Earliest Memory
Hosted by Kaleidescope 267 Irving St. Brooklyn, NY. June 4th—22, 2025.
Murals by klub2020 · Shibari by Vee & Mono · SFX by Nina Carelli · Music by Michael Joseph Burdi & Alber Baseel · dj set by ukïne-shïma
100% of proceeds will be going to The Educational Bookshop:
The Educational Bookshop opened its doors in 1984. In February of 2025, Israeli police raided the shop, confiscating legions of books, arresting the owner Mahmoud, and his nephew, Ahmad, under the guise of “disturbing public order.” The shop was forced to shutter its doors. The Educational Bookshop is now back up and running now, b”h, but the need for resources to regain stability, and protect from a surge of hate attacks, remains.
“In Palestine, very few things work out as one plans. Dreams are shattered every day. But as they lurch from one era to another on the perpetual political roller-coaster, Palestinians take with them resilience, generosity, family feeling, concern for others and an endless supply of stories which never make it into print. And that is the real story of the Educational Bookshop.” —Leyla Zuaiter
https://www.972mag.com/educational-bookshop-east-jerusalem-raid-arrests/
Slung over a rusted iron railing, a canvas bag catches your gaze. You stop to peer inside. It’s either carrying gold, or it’s filled with the detritus of someone else’s good time. You revel in the abandoned. Then, also, in the Irresistible Beauty of All Things.
At least, that’s beauty on composer-writer Federico Garcia Lorca’s terms. The mundane eclipses, every time. “The imagination merely discovers things already created, it does not invent. And whenever it does so it is defeated by the beauty of reality.”

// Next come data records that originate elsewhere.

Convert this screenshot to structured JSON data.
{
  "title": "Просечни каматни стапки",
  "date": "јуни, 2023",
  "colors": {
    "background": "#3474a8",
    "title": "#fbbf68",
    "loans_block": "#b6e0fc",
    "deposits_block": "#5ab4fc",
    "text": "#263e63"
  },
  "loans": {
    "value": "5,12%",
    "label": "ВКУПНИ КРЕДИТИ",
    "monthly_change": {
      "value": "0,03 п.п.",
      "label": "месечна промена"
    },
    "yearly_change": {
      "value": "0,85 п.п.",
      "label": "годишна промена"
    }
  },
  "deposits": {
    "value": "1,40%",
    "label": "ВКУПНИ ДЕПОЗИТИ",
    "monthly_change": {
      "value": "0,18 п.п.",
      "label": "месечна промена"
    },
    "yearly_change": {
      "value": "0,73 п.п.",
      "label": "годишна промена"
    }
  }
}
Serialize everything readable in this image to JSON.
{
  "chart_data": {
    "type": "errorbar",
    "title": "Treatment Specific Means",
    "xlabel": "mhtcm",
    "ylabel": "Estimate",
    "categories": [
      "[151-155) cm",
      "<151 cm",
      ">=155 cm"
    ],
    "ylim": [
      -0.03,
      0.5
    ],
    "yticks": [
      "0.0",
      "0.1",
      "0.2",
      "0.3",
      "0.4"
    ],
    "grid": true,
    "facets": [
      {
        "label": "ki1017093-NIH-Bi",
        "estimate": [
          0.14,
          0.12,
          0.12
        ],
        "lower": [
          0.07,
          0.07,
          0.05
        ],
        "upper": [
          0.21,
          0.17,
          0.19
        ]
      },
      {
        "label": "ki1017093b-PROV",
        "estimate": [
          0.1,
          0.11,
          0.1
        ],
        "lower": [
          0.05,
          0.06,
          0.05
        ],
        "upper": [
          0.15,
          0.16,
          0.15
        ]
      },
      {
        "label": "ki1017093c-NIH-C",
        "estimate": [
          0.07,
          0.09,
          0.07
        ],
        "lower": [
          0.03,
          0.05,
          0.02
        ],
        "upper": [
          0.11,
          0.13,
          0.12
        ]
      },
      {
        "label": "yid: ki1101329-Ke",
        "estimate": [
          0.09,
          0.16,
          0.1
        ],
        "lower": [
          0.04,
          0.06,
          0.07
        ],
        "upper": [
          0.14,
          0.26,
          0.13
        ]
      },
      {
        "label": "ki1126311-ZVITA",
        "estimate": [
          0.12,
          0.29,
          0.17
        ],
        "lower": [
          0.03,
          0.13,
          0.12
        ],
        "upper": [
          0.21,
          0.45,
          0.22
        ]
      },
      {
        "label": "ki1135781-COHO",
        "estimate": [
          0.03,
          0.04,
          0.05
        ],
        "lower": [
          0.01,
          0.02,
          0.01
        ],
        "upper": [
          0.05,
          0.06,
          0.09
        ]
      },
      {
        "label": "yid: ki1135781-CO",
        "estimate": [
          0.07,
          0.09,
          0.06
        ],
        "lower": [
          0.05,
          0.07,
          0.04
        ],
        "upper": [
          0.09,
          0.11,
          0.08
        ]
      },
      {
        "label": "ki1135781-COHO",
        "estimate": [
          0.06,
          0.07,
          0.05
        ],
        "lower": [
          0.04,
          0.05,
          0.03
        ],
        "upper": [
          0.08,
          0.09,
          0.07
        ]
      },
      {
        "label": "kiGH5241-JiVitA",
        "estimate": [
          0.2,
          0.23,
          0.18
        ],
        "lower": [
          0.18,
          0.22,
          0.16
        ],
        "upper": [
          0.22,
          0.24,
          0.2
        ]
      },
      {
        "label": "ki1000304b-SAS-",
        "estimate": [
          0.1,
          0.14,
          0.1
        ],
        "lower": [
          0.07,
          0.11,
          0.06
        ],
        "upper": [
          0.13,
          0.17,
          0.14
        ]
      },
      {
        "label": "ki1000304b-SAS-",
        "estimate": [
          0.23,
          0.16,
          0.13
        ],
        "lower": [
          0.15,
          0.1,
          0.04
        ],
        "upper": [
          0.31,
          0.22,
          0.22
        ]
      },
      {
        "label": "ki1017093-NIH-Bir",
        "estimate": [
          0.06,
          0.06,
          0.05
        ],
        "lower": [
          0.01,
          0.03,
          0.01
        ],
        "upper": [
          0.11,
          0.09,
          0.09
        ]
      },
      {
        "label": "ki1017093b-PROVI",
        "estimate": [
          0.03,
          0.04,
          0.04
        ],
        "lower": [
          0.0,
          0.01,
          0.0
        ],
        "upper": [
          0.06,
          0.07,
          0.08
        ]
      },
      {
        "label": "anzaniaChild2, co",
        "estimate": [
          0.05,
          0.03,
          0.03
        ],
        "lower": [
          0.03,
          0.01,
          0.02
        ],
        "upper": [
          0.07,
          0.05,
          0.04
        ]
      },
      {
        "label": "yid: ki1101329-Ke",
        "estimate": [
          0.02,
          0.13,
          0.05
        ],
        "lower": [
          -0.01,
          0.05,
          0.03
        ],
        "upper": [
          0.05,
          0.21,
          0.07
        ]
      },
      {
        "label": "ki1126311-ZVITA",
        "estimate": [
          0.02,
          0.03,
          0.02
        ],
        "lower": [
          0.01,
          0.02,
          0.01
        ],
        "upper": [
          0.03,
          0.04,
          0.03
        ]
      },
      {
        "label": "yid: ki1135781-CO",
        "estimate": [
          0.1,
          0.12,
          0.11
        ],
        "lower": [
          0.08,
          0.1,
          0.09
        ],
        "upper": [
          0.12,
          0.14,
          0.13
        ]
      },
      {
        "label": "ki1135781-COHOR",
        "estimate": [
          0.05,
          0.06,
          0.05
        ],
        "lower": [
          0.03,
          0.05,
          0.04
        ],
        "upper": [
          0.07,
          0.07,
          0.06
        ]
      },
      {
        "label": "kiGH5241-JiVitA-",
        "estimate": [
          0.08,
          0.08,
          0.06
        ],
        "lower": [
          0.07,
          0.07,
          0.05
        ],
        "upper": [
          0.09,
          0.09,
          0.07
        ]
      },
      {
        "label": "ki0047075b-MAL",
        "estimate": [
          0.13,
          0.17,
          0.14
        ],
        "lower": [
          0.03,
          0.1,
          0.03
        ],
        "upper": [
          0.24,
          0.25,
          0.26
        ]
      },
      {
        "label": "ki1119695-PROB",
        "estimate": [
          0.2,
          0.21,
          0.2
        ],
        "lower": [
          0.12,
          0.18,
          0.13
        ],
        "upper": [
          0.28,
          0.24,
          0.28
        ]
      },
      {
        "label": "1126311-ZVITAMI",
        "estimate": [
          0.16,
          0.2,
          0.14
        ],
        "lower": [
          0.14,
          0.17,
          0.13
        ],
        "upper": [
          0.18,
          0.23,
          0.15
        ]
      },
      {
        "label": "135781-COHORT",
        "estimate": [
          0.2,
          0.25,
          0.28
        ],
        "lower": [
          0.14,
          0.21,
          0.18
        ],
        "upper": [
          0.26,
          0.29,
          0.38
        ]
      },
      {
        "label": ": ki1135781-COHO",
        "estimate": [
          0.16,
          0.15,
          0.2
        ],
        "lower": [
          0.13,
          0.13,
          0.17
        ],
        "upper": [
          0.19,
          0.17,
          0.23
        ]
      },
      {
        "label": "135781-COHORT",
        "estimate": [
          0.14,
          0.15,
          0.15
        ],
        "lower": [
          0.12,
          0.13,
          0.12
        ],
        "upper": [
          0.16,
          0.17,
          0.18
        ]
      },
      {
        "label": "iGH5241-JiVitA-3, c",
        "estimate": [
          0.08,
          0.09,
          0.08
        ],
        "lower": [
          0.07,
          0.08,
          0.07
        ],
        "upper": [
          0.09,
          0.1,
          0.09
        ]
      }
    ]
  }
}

No-Face swallows Aogaeru. A Feng Shui Money Frog sells on amazon.com. Klub2020 grows up in Warsaw—begins painting. The uprising leaves an indelible mark on the infrastructure, rips a seam right through the city. Klub2020 paints over it, or rather, through it, with a sort of pugilistic guile. Gestural murals extend beyond the walls, beckoning planes of bodies to join in and animate cement. A Lorcesqian beauty takes hold.
And then:
In Kaleidoscope’s gallery, we’re dealt a full Klub2020 deck of playing cards: mating critters, keys, pacified baby. A good, long smoke. A steady stream of breathwork oxygenates the space. New medium and imagery, too: a sweeping ostrich quill pen, and a manifesto of sorts. Prior to this, Klub2020’s fervent pen stuck to its prescribed role, nowhere near scrolls of painted canvas. Worlds are bleeding in Earliest Memory. The imagination hunts, like hunting for treasure: prowling the perimeter, satiated only by reality. Daydreams of the future float through. Memories of the collective follow, in no particular line up, carried in our bones. It’s enough to bow under the weight. Or, waltz like bugs.
Klub2020 (b. 1997) is a Warsaw-born Berlin-based muralist known for his conceptual approach to graffiti. With a background in cultural studies, fine arts, and sociology, his work blends cultural commentary with elements of internet culture. Over the past decade, his practice has expanded from classical street art and graffiti to include animation, site-specific painting, and research-based murals, driven by a passion for ideas and a fascination with abandoned spaces. Inspired by cultural dynamics and literature, Klub2020 continually challenges both his audience and himself, reaching for the weird and the inexplicable.